Criminals often target airlines and hotels to convert stolen credit card numbers into cash. They will book travel on the stolen card, and then attempt to get a refund back to their own personal cards, pocketing the difference. Others set up far more elaborate schemes where they book travel and then attempt to resell it on the black market. AI can help identify both kinds of fraudulent transactions, resulting in cost savings for the travel industry and their customers, as well as reducing the inconvenience for people with the stolen credit cards.


Another prime area for AI implementation right now is B2B, particularly B2B sales. B2B sales are benefiting from AI as well, with speech recognition making it possible to track and optimize every customer interaction, from research to early engagement to closing the sale.

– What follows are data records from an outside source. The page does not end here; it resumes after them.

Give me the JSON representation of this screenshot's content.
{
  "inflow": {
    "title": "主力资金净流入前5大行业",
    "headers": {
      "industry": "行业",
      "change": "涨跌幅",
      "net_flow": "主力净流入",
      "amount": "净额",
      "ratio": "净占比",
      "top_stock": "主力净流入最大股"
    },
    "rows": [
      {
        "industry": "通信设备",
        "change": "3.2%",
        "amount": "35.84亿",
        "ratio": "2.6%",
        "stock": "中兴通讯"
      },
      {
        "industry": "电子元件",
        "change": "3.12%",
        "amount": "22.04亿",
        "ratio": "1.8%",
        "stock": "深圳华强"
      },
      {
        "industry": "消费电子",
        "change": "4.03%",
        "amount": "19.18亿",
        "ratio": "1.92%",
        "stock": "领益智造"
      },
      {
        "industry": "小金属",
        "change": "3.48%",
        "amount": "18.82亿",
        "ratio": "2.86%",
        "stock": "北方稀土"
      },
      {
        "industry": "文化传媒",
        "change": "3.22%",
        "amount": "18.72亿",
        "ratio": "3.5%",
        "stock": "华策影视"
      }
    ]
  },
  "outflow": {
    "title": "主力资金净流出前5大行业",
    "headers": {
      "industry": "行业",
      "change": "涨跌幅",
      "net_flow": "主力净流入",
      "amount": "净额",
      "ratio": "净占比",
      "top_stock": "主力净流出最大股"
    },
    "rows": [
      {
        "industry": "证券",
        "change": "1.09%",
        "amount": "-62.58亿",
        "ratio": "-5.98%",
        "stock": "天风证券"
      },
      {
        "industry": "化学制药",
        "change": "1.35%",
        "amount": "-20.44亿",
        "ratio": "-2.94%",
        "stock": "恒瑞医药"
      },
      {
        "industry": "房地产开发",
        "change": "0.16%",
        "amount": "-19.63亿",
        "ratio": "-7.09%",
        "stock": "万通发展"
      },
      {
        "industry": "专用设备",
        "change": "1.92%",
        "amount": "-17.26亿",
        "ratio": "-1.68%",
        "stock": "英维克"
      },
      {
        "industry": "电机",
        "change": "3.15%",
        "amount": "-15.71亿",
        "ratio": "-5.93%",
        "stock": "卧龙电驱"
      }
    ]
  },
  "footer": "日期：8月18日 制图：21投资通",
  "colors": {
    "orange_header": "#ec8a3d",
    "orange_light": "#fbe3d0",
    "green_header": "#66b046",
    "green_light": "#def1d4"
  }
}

In addition to speech recognition, AI firms are also making use of advanced machine learning and analytics for a variety of purposes. For example, within B2B, pricing often differs significantly from customer to customer, and machine learning can help them better segment their customers and price more effectively. Of course, they can also use machine learning for forecasting, supply chain management, and for uncovering other insights that can help them become more competitive.


With coronavirus on the news every day, everyone is interested in ways to improve healthcare, and artificial intelligence seems like one promising way to speed innovation in the field. Healthcare continues to be a prime application for AI. Algorithms can assist with tasks as diverse as analysis of scans, development of vaccines, interpreting research results, and improving patient care.

Again, experts caution, however, that in order for AI to be effective within healthcare, organizations need to have good data, solid training models, and the right IT infrastructure in place to both conduct the analysis and secure sensitive data.


For online stores like Amazon, AI has become such an expected part of the sales process that people don't even notice it anymore. In retail sales, combining customer demographic and past transaction data with social media behavior observation helps generate individualized 'next product to buy' recommendations, which is now routine for many retailers. Through 2020, look for these recommendation engines to continue to improve and for retailers to find new ways to implement AI.

One interesting data point is how democratized AI adoption is. AI flattens the competitive landscape, empowering smaller businesses to leapfrog and outmaneuver much bigger ones. Expect enterprises in retail and other industries to attempt to use AI technology to better compete against larger firms.